Your lambda ignores its argument n
and instead always produce the same constant-size input. Produce input of size n
instead.
(A note: originally the question had 8 functions and 7 of them were judged "constant time". It was edited to a larger constant and then got other judgements. I guess your computer's speed is somewhat unstable, as the constant input should still lead to constant runtimes and thus "constant time" judgements. In any case, the input-generating function should be fixed like I said.)

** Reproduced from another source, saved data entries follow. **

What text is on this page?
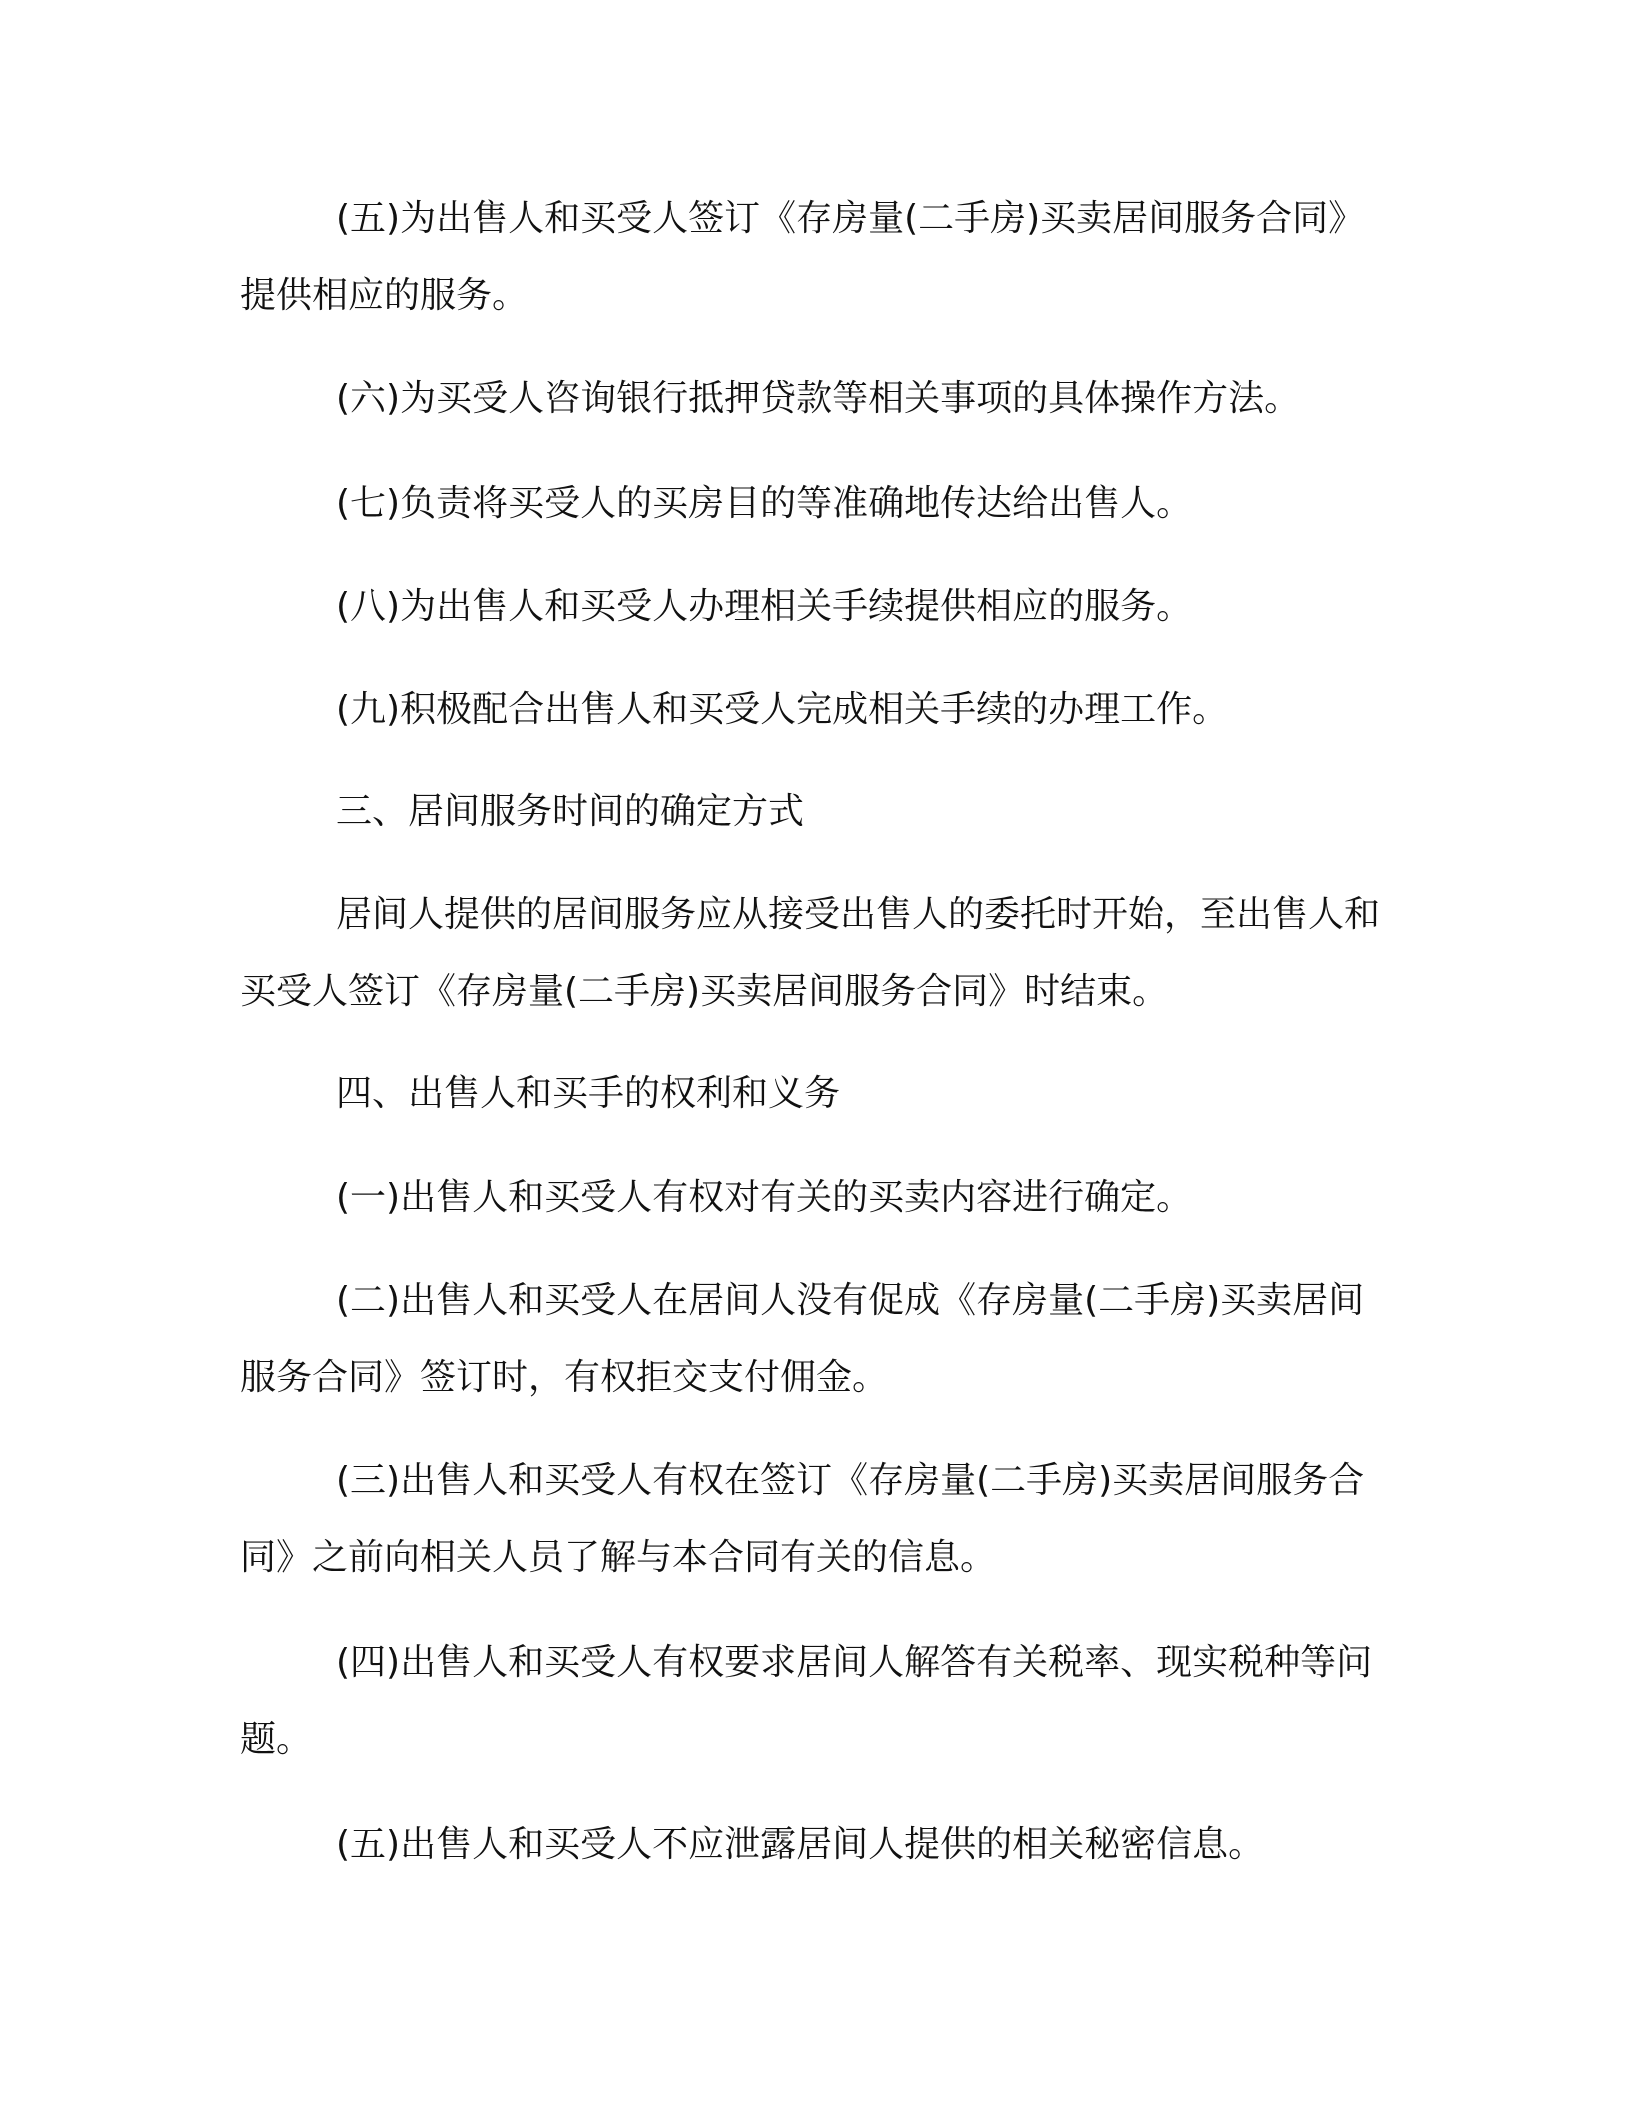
(五)为出售人和买受人签订《存房量(二手房)买卖居间服务合同》提供相应的服务。

(六)为买受人咨询银行抵押贷款等相关事项的具体操作方法。

(七)负责将买受人的买房目的等准确地传达给出售人。

(八)为出售人和买受人办理相关手续提供相应的服务。

(九)积极配合出售人和买受人完成相关手续的办理工作。

三、居间服务时间的确定方式

居间人提供的居间服务应从接受出售人的委托时开始，至出售人和买受人签订《存房量(二手房)买卖居间服务合同》时结束。

四、出售人和买手的权利和义务

(一)出售人和买受人有权对有关的买卖内容进行确定。

(二)出售人和买受人在居间人没有促成《存房量(二手房)买卖居间服务合同》签订时，有权拒交支付佣金。

(三)出售人和买受人有权在签订《存房量(二手房)买卖居间服务合同》之前向相关人员了解与本合同有关的信息。

(四)出售人和买受人有权要求居间人解答有关税率、现实税种等问题。

(五)出售人和买受人不应泄露居间人提供的相关秘密信息。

Given that it's two-dimensional, you could for example produce n lists of size 1, one list of size n, or sqrt(n) lists of size sqrt(n). Presumably n lists of size 1 is what you want if your goal is to demonstrate that sum(arr, [])
is bad. For example:
lambda n: [[i] for i in range(n)]
A full program:
import big_o
from itertools import chain
def chained(arr):
return list(chain.from_iterable(arr))
def merge_extend(arr):
output = []
for l in arr:
output.extend(l)
return output
def merge_w_sum(arr):
return sum(arr,[])
def merge_bucket(bucket):
return [number for n in bucket for number in n]
funcs = [
(chained, 10**5),
(merge_extend, 10**5),
(merge_w_sum, 10**4),
(merge_bucket, 10**5),
]
for _ in range(3):
for func, max_n in funcs:
complexity = big_o.big_o(
func,
lambda n: [[0]] * n,
max_n=max_n,
n_timings=10,
)[0]
print(
f'{func.__name__:13}',
complexity
)
print()
Sample results:
chained Linear: time = 8.2E-05 + 5.8E-08*n (sec)
merge_extend Linear: time = -4.2E-06 + 8.4E-08*n (sec)

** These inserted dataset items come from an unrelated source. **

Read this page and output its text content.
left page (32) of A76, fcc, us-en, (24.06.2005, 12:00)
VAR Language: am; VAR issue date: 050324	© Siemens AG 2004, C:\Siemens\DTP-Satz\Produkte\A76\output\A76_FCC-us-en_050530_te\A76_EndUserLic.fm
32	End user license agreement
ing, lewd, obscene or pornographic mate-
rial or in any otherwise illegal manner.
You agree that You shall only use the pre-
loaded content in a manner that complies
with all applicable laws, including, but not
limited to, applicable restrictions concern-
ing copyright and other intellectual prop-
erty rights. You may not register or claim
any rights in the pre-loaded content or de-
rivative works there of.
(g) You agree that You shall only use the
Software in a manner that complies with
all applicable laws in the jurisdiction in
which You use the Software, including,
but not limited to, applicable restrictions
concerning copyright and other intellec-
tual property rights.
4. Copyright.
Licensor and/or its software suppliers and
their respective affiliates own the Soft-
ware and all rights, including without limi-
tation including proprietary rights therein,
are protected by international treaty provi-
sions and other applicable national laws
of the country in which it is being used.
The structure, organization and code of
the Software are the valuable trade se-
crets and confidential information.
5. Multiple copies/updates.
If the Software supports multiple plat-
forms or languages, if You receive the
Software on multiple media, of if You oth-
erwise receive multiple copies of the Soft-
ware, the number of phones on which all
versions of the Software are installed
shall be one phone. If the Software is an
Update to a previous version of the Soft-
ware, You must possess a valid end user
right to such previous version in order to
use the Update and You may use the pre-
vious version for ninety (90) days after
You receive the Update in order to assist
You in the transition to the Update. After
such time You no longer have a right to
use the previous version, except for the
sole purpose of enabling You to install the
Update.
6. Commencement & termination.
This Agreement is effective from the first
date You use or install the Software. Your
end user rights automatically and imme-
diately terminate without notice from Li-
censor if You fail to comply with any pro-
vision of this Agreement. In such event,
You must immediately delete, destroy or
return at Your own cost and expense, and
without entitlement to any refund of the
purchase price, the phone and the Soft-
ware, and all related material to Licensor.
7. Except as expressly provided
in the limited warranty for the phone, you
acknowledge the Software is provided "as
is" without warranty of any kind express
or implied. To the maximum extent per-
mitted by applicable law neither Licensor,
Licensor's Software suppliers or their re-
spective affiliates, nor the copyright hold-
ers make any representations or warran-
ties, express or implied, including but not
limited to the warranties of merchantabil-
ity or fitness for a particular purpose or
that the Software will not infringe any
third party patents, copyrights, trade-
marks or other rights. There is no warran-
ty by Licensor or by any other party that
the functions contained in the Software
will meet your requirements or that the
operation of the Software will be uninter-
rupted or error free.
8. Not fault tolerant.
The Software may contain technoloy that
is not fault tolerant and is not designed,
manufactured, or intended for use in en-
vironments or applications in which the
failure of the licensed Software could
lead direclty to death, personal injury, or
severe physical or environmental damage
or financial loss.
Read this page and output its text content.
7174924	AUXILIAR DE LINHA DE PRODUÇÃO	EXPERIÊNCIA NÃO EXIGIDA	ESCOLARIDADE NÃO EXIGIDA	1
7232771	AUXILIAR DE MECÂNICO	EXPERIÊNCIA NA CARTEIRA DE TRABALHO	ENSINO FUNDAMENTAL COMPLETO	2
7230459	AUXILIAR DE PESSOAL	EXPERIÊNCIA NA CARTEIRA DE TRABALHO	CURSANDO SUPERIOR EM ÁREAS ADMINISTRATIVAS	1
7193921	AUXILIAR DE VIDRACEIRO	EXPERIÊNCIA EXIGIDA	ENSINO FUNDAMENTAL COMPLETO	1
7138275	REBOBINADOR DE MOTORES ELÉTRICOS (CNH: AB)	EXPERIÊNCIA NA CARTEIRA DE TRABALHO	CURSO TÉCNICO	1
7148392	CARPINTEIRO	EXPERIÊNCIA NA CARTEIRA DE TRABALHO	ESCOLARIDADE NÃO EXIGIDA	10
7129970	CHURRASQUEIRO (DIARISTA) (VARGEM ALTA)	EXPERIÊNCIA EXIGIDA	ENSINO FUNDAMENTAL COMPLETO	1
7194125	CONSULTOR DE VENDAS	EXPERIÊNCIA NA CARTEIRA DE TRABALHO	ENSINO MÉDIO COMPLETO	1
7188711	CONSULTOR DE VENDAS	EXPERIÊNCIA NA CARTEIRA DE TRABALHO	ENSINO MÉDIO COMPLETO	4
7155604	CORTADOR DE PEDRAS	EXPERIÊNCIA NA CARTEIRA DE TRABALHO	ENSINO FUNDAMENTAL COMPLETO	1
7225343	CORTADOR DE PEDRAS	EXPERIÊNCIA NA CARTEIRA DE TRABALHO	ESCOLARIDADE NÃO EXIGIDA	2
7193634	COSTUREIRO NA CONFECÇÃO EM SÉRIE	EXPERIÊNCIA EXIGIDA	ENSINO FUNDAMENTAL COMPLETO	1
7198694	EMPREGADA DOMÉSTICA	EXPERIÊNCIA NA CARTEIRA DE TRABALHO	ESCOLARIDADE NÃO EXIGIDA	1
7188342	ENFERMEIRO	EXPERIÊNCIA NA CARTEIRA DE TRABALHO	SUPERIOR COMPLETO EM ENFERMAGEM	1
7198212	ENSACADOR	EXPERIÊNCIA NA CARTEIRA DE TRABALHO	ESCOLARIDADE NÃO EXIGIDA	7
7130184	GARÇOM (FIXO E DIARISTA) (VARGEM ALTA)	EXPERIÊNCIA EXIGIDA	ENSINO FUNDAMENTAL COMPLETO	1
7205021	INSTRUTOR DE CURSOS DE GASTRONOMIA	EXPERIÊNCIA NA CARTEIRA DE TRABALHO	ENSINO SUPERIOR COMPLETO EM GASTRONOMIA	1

merge_w_sum Quadratic: time = 0.00013 + 2.4E-09*n^2 (sec)
merge_bucket Linear: time = 0.00046 + 8E-08*n (sec)
chained Logarithmic: time = -0.0075 + 0.0014*log(n) (sec)
merge_extend Linear: time = -2E-05 + 8.5E-08*n (sec)

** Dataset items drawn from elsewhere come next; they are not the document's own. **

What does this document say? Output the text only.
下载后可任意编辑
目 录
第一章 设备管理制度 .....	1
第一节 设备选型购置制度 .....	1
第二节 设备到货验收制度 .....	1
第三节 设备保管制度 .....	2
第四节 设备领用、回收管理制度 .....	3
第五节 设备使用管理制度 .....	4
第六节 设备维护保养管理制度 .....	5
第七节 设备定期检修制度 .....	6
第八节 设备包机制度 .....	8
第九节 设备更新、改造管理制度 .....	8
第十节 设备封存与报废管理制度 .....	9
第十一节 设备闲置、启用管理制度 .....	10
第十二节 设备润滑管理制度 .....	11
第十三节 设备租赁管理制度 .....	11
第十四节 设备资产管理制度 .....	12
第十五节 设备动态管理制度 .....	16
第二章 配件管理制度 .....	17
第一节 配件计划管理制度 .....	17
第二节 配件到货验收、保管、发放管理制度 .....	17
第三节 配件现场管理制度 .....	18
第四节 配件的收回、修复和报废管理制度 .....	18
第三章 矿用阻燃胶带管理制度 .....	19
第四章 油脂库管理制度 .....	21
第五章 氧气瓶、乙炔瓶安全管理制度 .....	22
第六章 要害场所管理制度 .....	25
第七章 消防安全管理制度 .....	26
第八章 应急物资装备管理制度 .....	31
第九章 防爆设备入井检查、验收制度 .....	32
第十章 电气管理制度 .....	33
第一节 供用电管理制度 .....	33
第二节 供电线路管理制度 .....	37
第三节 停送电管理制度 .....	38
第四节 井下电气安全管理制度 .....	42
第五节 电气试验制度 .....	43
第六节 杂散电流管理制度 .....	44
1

merge_w_sum Quadratic: time = 0.00011 + 2.4E-09*n^2 (sec)
merge_bucket Linear: time = -4.2E-05 + 2.6E-07*n (sec)
chained Linear: time = -1.8E-05 + 1.6E-07*n (sec)
merge_extend Logarithmic: time = -0.01 + 0.0019*log(n) (sec)
merge_w_sum Quadratic: time = 8.3E-05 + 2.4E-09*n^2 (sec)
merge_bucket Linear: time = 7.1E-05 + 8.3E-08*n (sec)
You can see it gets it right most of the time, but still sometimes thinks logarithmic instead of linear. On a more stable system it might work better. Larger max_n
values should help, too, but I tried and then big_o
crashed with some known internal error.
Also note that I used different max_n
values for the different functions. It's no good to use the same for all. If you use the same for all, then if it's large, a quadratic time solution takes unbearably long, and if it's small, a linear time solution takes so little time that big_o
has trouble differentiating it from logarithmic or linearithmic. There doesn't seem to be a medium value that's good for all. Ideally, big_o
would automatically adjust max_n
appropriately, but I don't think it supports that.